Por outro lado, o histórico da Compesa pesa contra a margem de erro do governo. O serviço é reconhecidamente precário em grande parte do Estado, e a população tende a reagir com desconfiança a mudanças que envolvem concessões. Caso os investimentos não se traduzam em melhorias perceptíveis, ou se o modelo falhar na execução, a responsabilidade política será direta. A concessão deixará de ser vista como solução e passará a ser associada a uma promessa frustrada, com impacto potencial no capital político da governadora.

O futuro dirá

Em síntese, Raquel Lyra fez uma escolha que não admite meio-termo. Ao optar pela concessão, colocou sua gestão como fiadora de um novo modelo para um velho problema. O sucesso pode reposicionar seu governo como agente de transformação; o fracasso, no entanto, tende a reforçar a descrença da população e cobrar um preço elevado de quem decidiu mudar o rumo de um serviço que, historicamente, nunca funcionou bem.

Ato político

A confraternização promovida pelo presidente da Alepe, Álvaro Porto e seu filho, Gabriel Porto, ambos do PSDB, acabou se transformando em um ato político em torno da pré-candidatura do prefeito João Campos ao Governo de Pernambuco. Embora não tenha sido anunciado oficialmente com esse objetivo, a mobilização reuniu aliados e lideranças, assumindo contornos de articulação eleitoral.

O encontro ocorreu na capital pernambucana e foi marcado por manifestações públicas de apoio ao prefeito, que vem sendo apontado como um dos principais nomes do PSB para a disputa estadual.
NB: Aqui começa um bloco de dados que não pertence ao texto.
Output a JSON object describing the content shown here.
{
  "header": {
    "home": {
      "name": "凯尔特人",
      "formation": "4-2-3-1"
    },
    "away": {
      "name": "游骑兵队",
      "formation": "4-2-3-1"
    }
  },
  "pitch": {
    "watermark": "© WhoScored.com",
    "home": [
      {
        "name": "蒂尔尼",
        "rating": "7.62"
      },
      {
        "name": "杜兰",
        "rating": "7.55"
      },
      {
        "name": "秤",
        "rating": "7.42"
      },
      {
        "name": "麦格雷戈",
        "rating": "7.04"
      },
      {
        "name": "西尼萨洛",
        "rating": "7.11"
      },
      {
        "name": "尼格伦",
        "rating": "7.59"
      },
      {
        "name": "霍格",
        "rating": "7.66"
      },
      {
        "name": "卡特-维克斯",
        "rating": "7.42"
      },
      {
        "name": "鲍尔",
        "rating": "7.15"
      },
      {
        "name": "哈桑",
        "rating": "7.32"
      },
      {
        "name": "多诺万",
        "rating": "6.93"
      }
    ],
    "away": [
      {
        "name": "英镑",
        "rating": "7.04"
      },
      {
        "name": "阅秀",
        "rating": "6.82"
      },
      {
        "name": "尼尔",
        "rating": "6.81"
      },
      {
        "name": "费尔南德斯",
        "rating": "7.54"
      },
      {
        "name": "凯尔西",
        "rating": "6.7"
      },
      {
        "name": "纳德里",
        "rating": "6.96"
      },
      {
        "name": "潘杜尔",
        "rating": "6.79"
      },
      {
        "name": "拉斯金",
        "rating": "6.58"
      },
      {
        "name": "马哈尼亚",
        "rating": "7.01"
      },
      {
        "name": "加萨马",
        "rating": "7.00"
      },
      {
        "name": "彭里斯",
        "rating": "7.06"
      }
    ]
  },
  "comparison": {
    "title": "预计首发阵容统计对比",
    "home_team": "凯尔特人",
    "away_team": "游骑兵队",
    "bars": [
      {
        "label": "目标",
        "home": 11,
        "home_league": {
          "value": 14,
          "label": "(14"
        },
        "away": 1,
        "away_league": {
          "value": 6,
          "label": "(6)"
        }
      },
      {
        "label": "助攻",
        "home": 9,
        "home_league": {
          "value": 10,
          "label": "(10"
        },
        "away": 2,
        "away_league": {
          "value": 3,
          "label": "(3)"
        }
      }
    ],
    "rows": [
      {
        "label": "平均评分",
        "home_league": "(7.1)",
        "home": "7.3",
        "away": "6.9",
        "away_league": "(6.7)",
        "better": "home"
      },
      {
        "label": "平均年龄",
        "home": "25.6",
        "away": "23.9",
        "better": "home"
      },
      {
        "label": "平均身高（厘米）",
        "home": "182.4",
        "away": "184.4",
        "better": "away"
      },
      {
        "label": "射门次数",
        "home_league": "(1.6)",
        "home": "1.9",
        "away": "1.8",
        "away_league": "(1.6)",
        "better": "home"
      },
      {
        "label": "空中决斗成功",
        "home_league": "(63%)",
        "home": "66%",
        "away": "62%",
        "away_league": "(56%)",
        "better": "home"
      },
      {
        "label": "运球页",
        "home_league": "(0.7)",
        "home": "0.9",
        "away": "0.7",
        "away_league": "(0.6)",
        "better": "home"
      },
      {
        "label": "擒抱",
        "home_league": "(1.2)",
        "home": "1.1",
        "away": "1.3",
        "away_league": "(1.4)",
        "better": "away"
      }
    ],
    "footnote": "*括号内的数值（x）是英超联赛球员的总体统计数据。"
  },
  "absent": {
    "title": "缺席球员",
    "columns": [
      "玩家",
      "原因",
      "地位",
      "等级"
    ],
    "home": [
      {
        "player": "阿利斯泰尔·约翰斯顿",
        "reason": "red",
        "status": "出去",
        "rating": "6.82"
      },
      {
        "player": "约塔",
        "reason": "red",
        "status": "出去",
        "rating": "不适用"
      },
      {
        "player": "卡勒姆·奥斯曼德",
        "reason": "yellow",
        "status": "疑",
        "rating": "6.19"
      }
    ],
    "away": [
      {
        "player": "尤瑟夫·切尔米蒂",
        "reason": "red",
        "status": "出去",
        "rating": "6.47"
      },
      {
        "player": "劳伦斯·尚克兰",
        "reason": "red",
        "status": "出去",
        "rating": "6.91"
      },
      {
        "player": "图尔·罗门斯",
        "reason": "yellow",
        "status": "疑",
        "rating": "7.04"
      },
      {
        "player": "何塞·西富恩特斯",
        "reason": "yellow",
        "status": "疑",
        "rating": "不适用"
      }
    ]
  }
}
A presença de representantes políticos e militantes deu ao evento um caráter de demonstração de força e de alinhamento em torno do projeto liderado por João Campos.
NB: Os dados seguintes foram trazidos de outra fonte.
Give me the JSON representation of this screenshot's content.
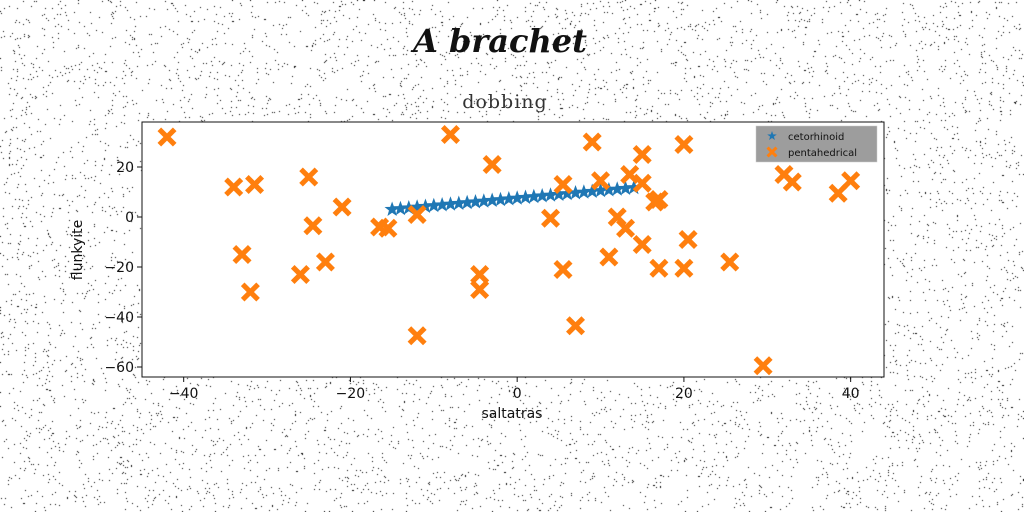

Nos bastidores, a avaliação é de que o episódio funcionou como um teste de mobilização e reforçou a leitura de que a pré-candidatura do prefeito ao governo do estado já começa a ganhar forma, mesmo sem um lançamento formal.

Quem fica com a vaga?

A confra promovida pelo presidente da Alepe e seu filho, reuniu três nomes apontados como postulantes às vagas ao Senado na possível chapa liderada pelo prefeito do Recife, João Campos. Estiveram presentes o ministro Silvio Costa Filho, o ex-prefeito de Petrolina Miguel Coelho e a ex-deputada Marília Arraes. Só faltou o senador Humberto Costa (PT), considerado nome praticamente certo na composição.

Com Humberto dado como presença garantida, a disputa passa a se concentrar na segunda vaga. Silvio Costa Filho, Miguel Duque e Marília Arraes surgem como os principais interessados, em um cenário que ainda está longe de definição.

No caso de Miguel Coelho, há um fator adicional de incerteza. Com a formalização da União Progressista, cresce a possibilidade de Eduardo da Fonte ser alçado como candidato ao Senado. Caso isso se confirme, a tendência é que a candidatura ocorra na chapa pela reeleição da governadora Raquel Lyra, o que pode deixar Miguel fora da disputa majoritária em 2026.

Frase da semana

“Minha solidariedade pela cretinice do ataque que o Zezé di Camargo fez a elas. Ele não teria coragem de fazer aquele ataque a homens, mas ele fez às mulheres”.

Presidente Lula falando sobre ataque de Zezé di Camargo ao SBT.